Freuen sich die Cops insgeheim darauf, wenn ein Großereignis mit Randale bevorsteht? 
Von der Polizeiführung wird dramatisch vernachlässigt, dass Polizisten nicht nur ihren Dienst versehen, sondern dass die Cop Culture erlebnisorientiert ist –wohingegen die Polizeibürokratie ergebnisorientiert ist. So Daten wie 1. Mai und Castortransporte, markieren sich viele Kollegen rot im Kalender, dass sie da auf keinen Fall dienstfrei haben wollen – um nichts zu verpassen. Es geht nicht darum, dass Gewalt herbeigesehnt wird. Aber es geht um das gemeinsame Erlebnis. Wenn jemand erzählt, wir sind als Berliner Landesreserve mit Hubschraubern nach Hamburg geflogen worden, um dort zu unterstützen. Wow! Davon erzählen die noch zehn Jahre. Und von Generation zu Generation wird immer wieder gesagt, dieser Einsatz jetzt – zurzeit ist es zum Beispiel der G8-Gipfel in Rostock – ist der Schlimmste, den man je erlebt hat. Dieses Bedürfnis nach Steigerung ist stark. Dabei gab es hier die Hafenstraße, wo schon Vietkongtaktik vom Härtesten angewandt wurde. 

Werden die Polizisten vor solchen Einsätzen in Prügellaune gebracht? 
Nicht absichtlich. Aber mir haben Polizisten erzählt, dass ihnen schon oft vor Einsätzen wie auf dem 1. Mai in Berlin Filme vom Vorjahr gezeigt worden sind. Offiziell als Lehrfilme, weil man sie nicht naiv ins Rennen schicken will. Aber wenn diese Filme dann sogar mit Stakkatomusik und harten Beats unterlegt werden, erreicht man das Gegenteil von dem, was man offiziell will. Ich halte solche unkommentierte Einsatzvorbereitung für hoch kontraproduktiv: Man heizt die Leute noch auf. Das erzeugt ja auch Gefühle, wenn man im Film sieht, wie Kollegen überrannt oder zusammengeschlagen werden. Da kann sich schon die ein oder andere Faust in der Tasche ballen. Ich habe eine G8-Gipfel-Nachbereitung gesehen in Schleswig Holstein, das war die reine Aneinanderreihung von Actionfilmsequenzen. Da ging es nicht um Nachbereitung, da ging es ums Hochlebenlassen. 
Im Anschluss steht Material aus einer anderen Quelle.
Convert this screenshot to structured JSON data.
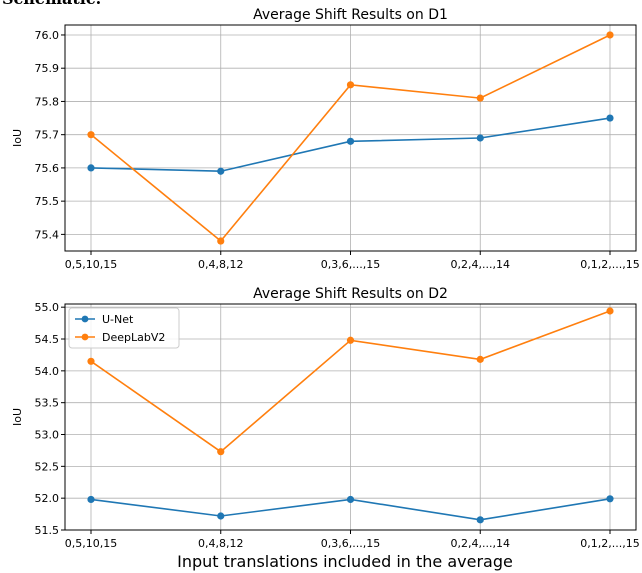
{
  "fragment_text": "Schematic.",
  "xlabel": "Input translations included in the average",
  "colors": {
    "unet": "#1f77b4",
    "deeplab": "#ff7f0e",
    "grid": "#b0b0b0",
    "axis": "#000000"
  },
  "chart_data": [
    {
      "type": "line",
      "title": "Average Shift Results on D1",
      "ylabel": "IoU",
      "xlabel": "",
      "categories": [
        "0,5,10,15",
        "0,4,8,12",
        "0,3,6,...,15",
        "0,2,4,...,14",
        "0,1,2,...,15"
      ],
      "ylim": [
        75.35,
        76.03
      ],
      "yticks": [
        75.4,
        75.5,
        75.6,
        75.7,
        75.8,
        75.9,
        76.0
      ],
      "ytick_labels": [
        "75.4",
        "75.5",
        "75.6",
        "75.7",
        "75.8",
        "75.9",
        "76.0"
      ],
      "grid": true,
      "legend": null,
      "series": [
        {
          "name": "U-Net",
          "color": "#1f77b4",
          "values": [
            75.6,
            75.59,
            75.68,
            75.69,
            75.75
          ]
        },
        {
          "name": "DeepLabV2",
          "color": "#ff7f0e",
          "values": [
            75.7,
            75.38,
            75.85,
            75.81,
            76.0
          ]
        }
      ]
    },
    {
      "type": "line",
      "title": "Average Shift Results on D2",
      "ylabel": "IoU",
      "xlabel": "Input translations included in the average",
      "categories": [
        "0,5,10,15",
        "0,4,8,12",
        "0,3,6,...,15",
        "0,2,4,...,14",
        "0,1,2,...,15"
      ],
      "ylim": [
        51.5,
        55.05
      ],
      "yticks": [
        51.5,
        52.0,
        52.5,
        53.0,
        53.5,
        54.0,
        54.5,
        55.0
      ],
      "ytick_labels": [
        "51.5",
        "52.0",
        "52.5",
        "53.0",
        "53.5",
        "54.0",
        "54.5",
        "55.0"
      ],
      "grid": true,
      "legend": "top-left",
      "series": [
        {
          "name": "U-Net",
          "color": "#1f77b4",
          "values": [
            51.98,
            51.72,
            51.98,
            51.66,
            51.99
          ]
        },
        {
          "name": "DeepLabV2",
          "color": "#ff7f0e",
          "values": [
            54.15,
            52.73,
            54.48,
            54.18,
            54.94
          ]
        }
      ]
    }
  ]
}
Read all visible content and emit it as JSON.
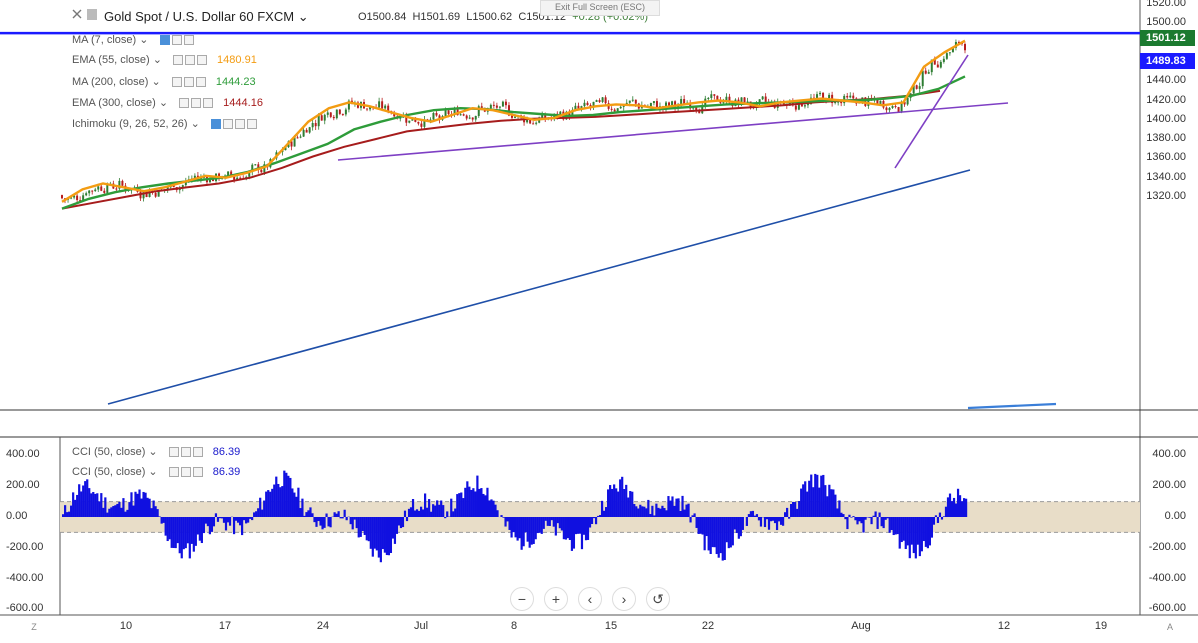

Verraten Sie uns doch mal Ihre wichtigsten Ermittlungsergebnisse als Forscher? 
Am klügsten wäre es, Persönlichkeiten zu finden, die beides in sich vereinen: eine gewisse Gewaltbereitschaft, die nicht zur Gewaltaffinität wird. Ansonsten muss die Führung ihre Leute besser kennen, um einzelne Heißsporne bändigen zu können. Ich gebe Ihnen mal ein Beispiel: Auf Demos gibt es häufig so statische Verhältnisse gibt, wo sich Polizei und Demonstranten einen verbalen Schlagabtausch liefern. Da kann man als Einheitsführer frühzeitig registrieren: Mein Obermeister Müller da vorne, der rastet gleich aus. Dann holt man den erstmal weg von der Front. In diesem Stadium ist noch mehr zu machen, als wenn die Steine schon fliegen. Oder nehmen wir den tödlichen Schuss auf den Autodieb in Schönfließ Brandenburg. Dort muss man schauen, wie war diese Fahndungsgruppe strukturiert? Haben die sich vorher hochgeschaukelt? Waren das alles Männer vom Typus des Jägers? Den braucht die Polizei natürlich auch, aber man muss ihm Kollegen zur Seite stellen, die besonnener sind. Damit die Eskalationsspirale gar nicht erst in Gang kommt. Man braucht eine gute Personalmischung. Mehr ältere Leute, die nicht mehr so aktionsorientiert und mehr Frauen, die ja auch deutlich weniger anfällig dafür sind, auf Provokationsrituale einzugehen.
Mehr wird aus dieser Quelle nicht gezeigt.